青森県内の優れたものや取り組みに迫るキラリ逸品。今回は八戸市の菓子店が作る「苔玉」そっくりのスイーツです。その見た目や味だけでなく店の雰囲気から商品のネーミングまで「和」をコンセプトにした非日常性が魅力です。

趣のある暖簾をくぐると苔に覆われた緑豊かな庭園が出迎えます。扉の向こうに広がる古き良き和の空間は、6月にオープンした菓子店・時空(じくう)です。八戸市の中心街で30年以上に渡って愛される割烹料理店に併設する店舗です。

※時空 對馬建爾(つしま・けんじ)シェフ
「もし400年前の日本に、いまの製菓の技術を持ったお店ができたらどのような店になったのかというのがコンセプトになっています」


店内は、きらびやかな文化が生まれた一方で、「静」の文化・茶道が完成したとされる安土桃山時代をイメージ。店舗名が物語るように「時空」は、時間と空間に思いを馳せた菓子店です。

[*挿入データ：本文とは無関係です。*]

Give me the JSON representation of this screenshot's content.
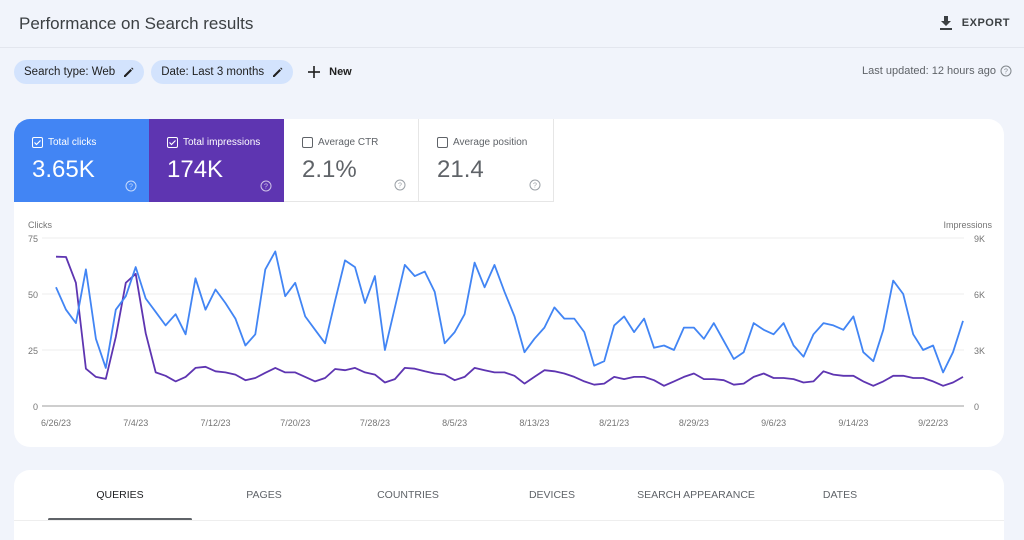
{
  "header": {
    "title": "Performance on Search results",
    "export_label": "EXPORT"
  },
  "filters": {
    "chips": [
      {
        "label": "Search type: Web"
      },
      {
        "label": "Date: Last 3 months"
      }
    ],
    "new_label": "New",
    "last_updated": "Last updated: 12 hours ago"
  },
  "metrics": [
    {
      "label": "Total clicks",
      "value": "3.65K",
      "checked": true,
      "color": "#4285f4"
    },
    {
      "label": "Total impressions",
      "value": "174K",
      "checked": true,
      "color": "#5e35b1"
    },
    {
      "label": "Average CTR",
      "value": "2.1%",
      "checked": false
    },
    {
      "label": "Average position",
      "value": "21.4",
      "checked": false
    }
  ],
  "chart_data": {
    "type": "line",
    "left_axis": {
      "label": "Clicks",
      "ticks": [
        "0",
        "25",
        "50",
        "75"
      ],
      "range": [
        0,
        75
      ]
    },
    "right_axis": {
      "label": "Impressions",
      "ticks": [
        "0",
        "3K",
        "6K",
        "9K"
      ],
      "range": [
        0,
        9000
      ]
    },
    "x_ticks": [
      "6/26/23",
      "7/4/23",
      "7/12/23",
      "7/20/23",
      "7/28/23",
      "8/5/23",
      "8/13/23",
      "8/21/23",
      "8/29/23",
      "9/6/23",
      "9/14/23",
      "9/22/23"
    ],
    "x_start": "6/26/23",
    "grid": true,
    "series": [
      {
        "name": "Total clicks",
        "axis": "left",
        "color": "#4285f4",
        "values": [
          53,
          43,
          37,
          61,
          30,
          17,
          43,
          49,
          62,
          48,
          42,
          36,
          41,
          32,
          57,
          43,
          52,
          46,
          39,
          27,
          32,
          61,
          69,
          49,
          55,
          40,
          34,
          28,
          47,
          65,
          62,
          46,
          58,
          25,
          44,
          63,
          58,
          60,
          51,
          28,
          33,
          41,
          64,
          53,
          63,
          51,
          40,
          24,
          30,
          35,
          44,
          39,
          39,
          33,
          18,
          20,
          36,
          40,
          33,
          39,
          26,
          27,
          25,
          35,
          35,
          30,
          37,
          29,
          21,
          24,
          37,
          34,
          32,
          37,
          27,
          22,
          32,
          37,
          36,
          34,
          40,
          24,
          20,
          34,
          56,
          50,
          32,
          25,
          27,
          15,
          24,
          38
        ]
      },
      {
        "name": "Total impressions",
        "axis": "right",
        "color": "#5e35b1",
        "values": [
          8000,
          7980,
          6600,
          2000,
          1560,
          1450,
          3700,
          6600,
          7080,
          3900,
          1800,
          1620,
          1320,
          1560,
          2040,
          2100,
          1860,
          1800,
          1680,
          1380,
          1500,
          1780,
          2040,
          1800,
          1800,
          1560,
          1320,
          1500,
          1980,
          1920,
          2040,
          1800,
          1680,
          1260,
          1440,
          2040,
          2000,
          1860,
          1740,
          1680,
          1380,
          1560,
          2040,
          1920,
          1800,
          1800,
          1620,
          1200,
          1560,
          1920,
          1860,
          1740,
          1560,
          1320,
          1140,
          1200,
          1560,
          1440,
          1560,
          1560,
          1380,
          1080,
          1320,
          1560,
          1740,
          1440,
          1440,
          1380,
          1140,
          1200,
          1560,
          1740,
          1500,
          1500,
          1440,
          1260,
          1320,
          1860,
          1680,
          1620,
          1620,
          1320,
          1080,
          1320,
          1620,
          1620,
          1500,
          1500,
          1320,
          1080,
          1260,
          1560
        ]
      }
    ]
  },
  "tabs": [
    {
      "label": "QUERIES",
      "active": true
    },
    {
      "label": "PAGES"
    },
    {
      "label": "COUNTRIES"
    },
    {
      "label": "DEVICES"
    },
    {
      "label": "SEARCH APPEARANCE"
    },
    {
      "label": "DATES"
    }
  ]
}
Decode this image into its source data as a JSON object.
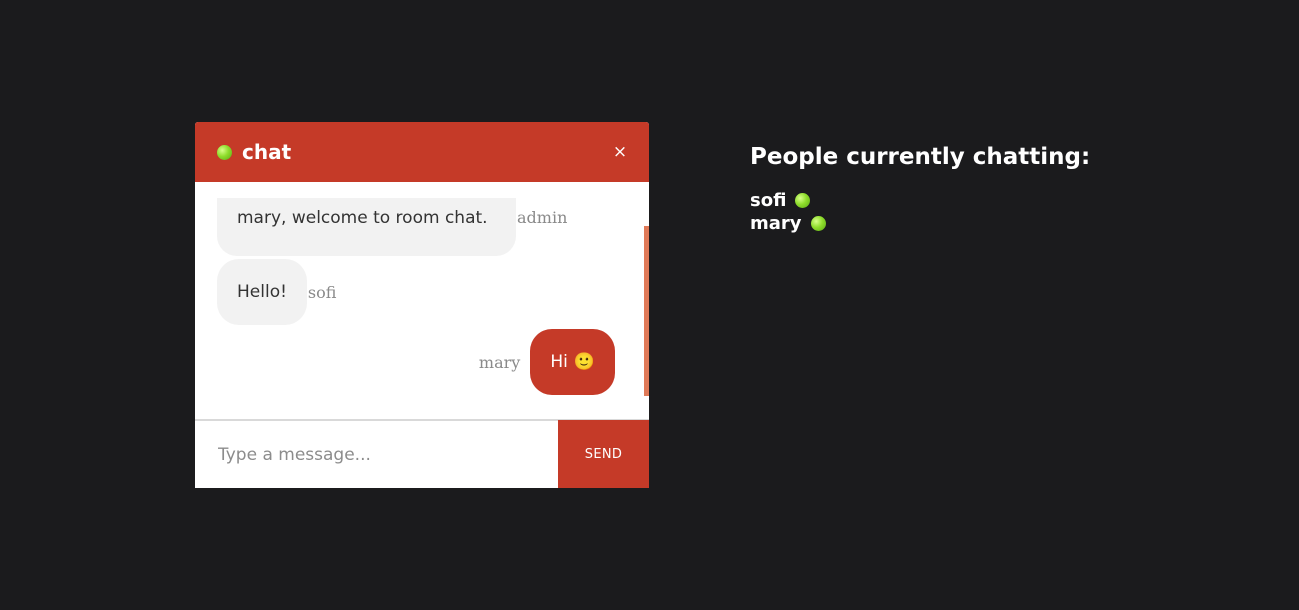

とりわけ人気を集めているのがこちら、對馬建爾(つしま・けんじ)シェフが作るスイーツ「苔玉」です。

目を和ませる球体は、清らかな苔を思わせながら、洋菓子としての食感と歯切れを想像させます。この「苔玉」、並べた緑のボールに抹茶のパウダーをまぶし、土台のクッキー生地へ載せて、最後にてっぺんに葛切りを挿せば、雫が滴るリアルな苔玉の完成です。


※時空 對馬建爾(つしま・けんじ)シェフ
「味のバランス、食感やわらかさのバランス、それを取るのが非常に苦労しました。温度管理が特に大事ですね。暑い時期はすぐ溶けてしまうこともあるので一番気を遣いました」


ひとたび苔玉を割ると、抹茶ムースが包むほうじ茶の葛切りとあずきが姿を現し、バランスのいい甘さに仕上がっているのがわかります。この「苔玉スイーツ」、インスタグラムを中心に話題となっています。


ここ1か月だけ見ても、店のハッシュタグをつけた写真が30件以上アップされ、連日多くの人たちが訪れています。

※来店客は
「以前から気になっていまして来られてよかったです」
「食感が中と、下がクッキーでカリカリしていて違ってすごくおいしかったです」

茶室のような空間から覗く庭に季節を感じながら甘味を楽しむ店内。「時空」では約15種類の商品すべてに「和」の食材を使っているほか、商品名には「和名」を用いています。ショートケーキは…和三盆糖を使っているため、和三(わさん)。フランス語で「白い山」を意味するモンブランは、木々が生い茂った山をイメージした「青嶺(せいれい)」と名づけています。


※時空 對馬建爾シェフ
「今まで和の素材を扱ったことはほとんどなかったんですけども、料理に使う食材もケーキに用いておいしくなることがわかったので、特別な空間を特別なお菓子で味わってもらいたい」

四季折々の季節を楽しみ、自然との調和を大切にする精神性、そして文化を形容する言葉「和」。「時空」のスイーツには多くの人を魅了する時間と空間を超えた非日常が詰まっていました。